Alle teekenen van rouw zijn dan ook uit de kerken verdwenen; de altaren zijn kostbaar getooid, bloemen- en wierookgeuren verspreiden zich alom, alle klokken laten haar tonen hooren en schijnen aan de wereld te willen verkondigen dat het thans de dag bij uitnemendheid is, door den Heer gesteld voor de hernieuwing van den mensch, het feest der feesten, zoo als de Heilige Vaders hem noemen. De jubelzang Alleluja weêrklinkt van alle kanten, wordt elk oogenblik en in verschillende tonen herhaald om dit feest luister bij te zetten, dat van het oosten tot het westen, van het noorden tot het zuiden iedereen in verrukking brengt, voor wien de naam van Kristen een eerenaam is.
Ja, iedereen verheugt zich op dezen schoonen dag met de Kerk, die er echter waarschuwend bijvoegt, dat deze vreugde eene geestelijke zij, eene vreugde geboren uit den vrede van een goed geweten, die op aarde reeds een voorsmaak geeft van de hemelsche gelukzaligheid.
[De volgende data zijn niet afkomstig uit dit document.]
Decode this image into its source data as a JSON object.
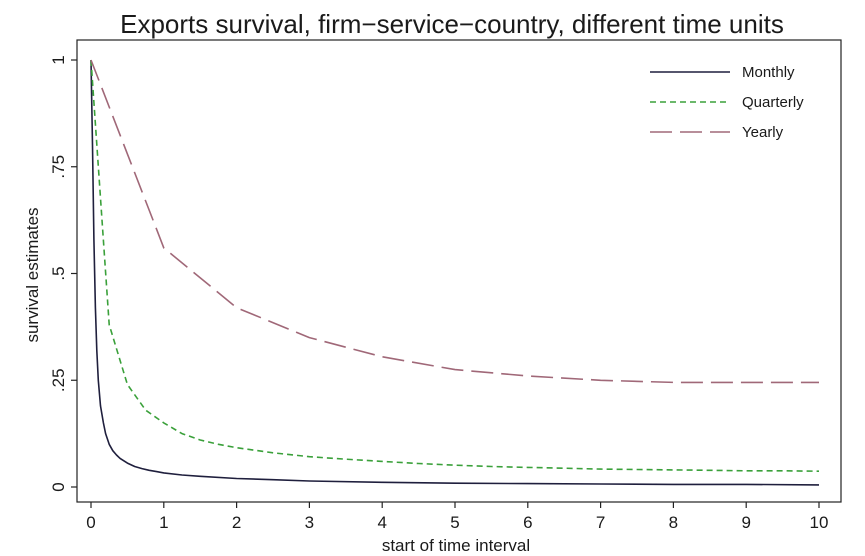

Met zulk eene vreugde begroet de katholiek het Paaschfeest; want hij weet, dat hij dan alleen deelachtig wordt aan de verdiensten van het lijden, den dood en de verrijzenis van Kristus. Hij schudt den ouden mensch af, van den dood der zonde staat hij op tot het leven van genade, en wel zoodanig dat iedereen van hem kan getuigen wat de engelen tot de heilige vrouwen zegden, die in den vroegen morgen gekomen waren om het lichaam van den Zaligmaker te balsemen: Hij is niet meer hier, hij is waarlijk verrezen; dat wil zeggen: hij is niet meer op den weg des zondaars, maar wandelt naar de eeuwigheid langs de paden der gerechtigheid.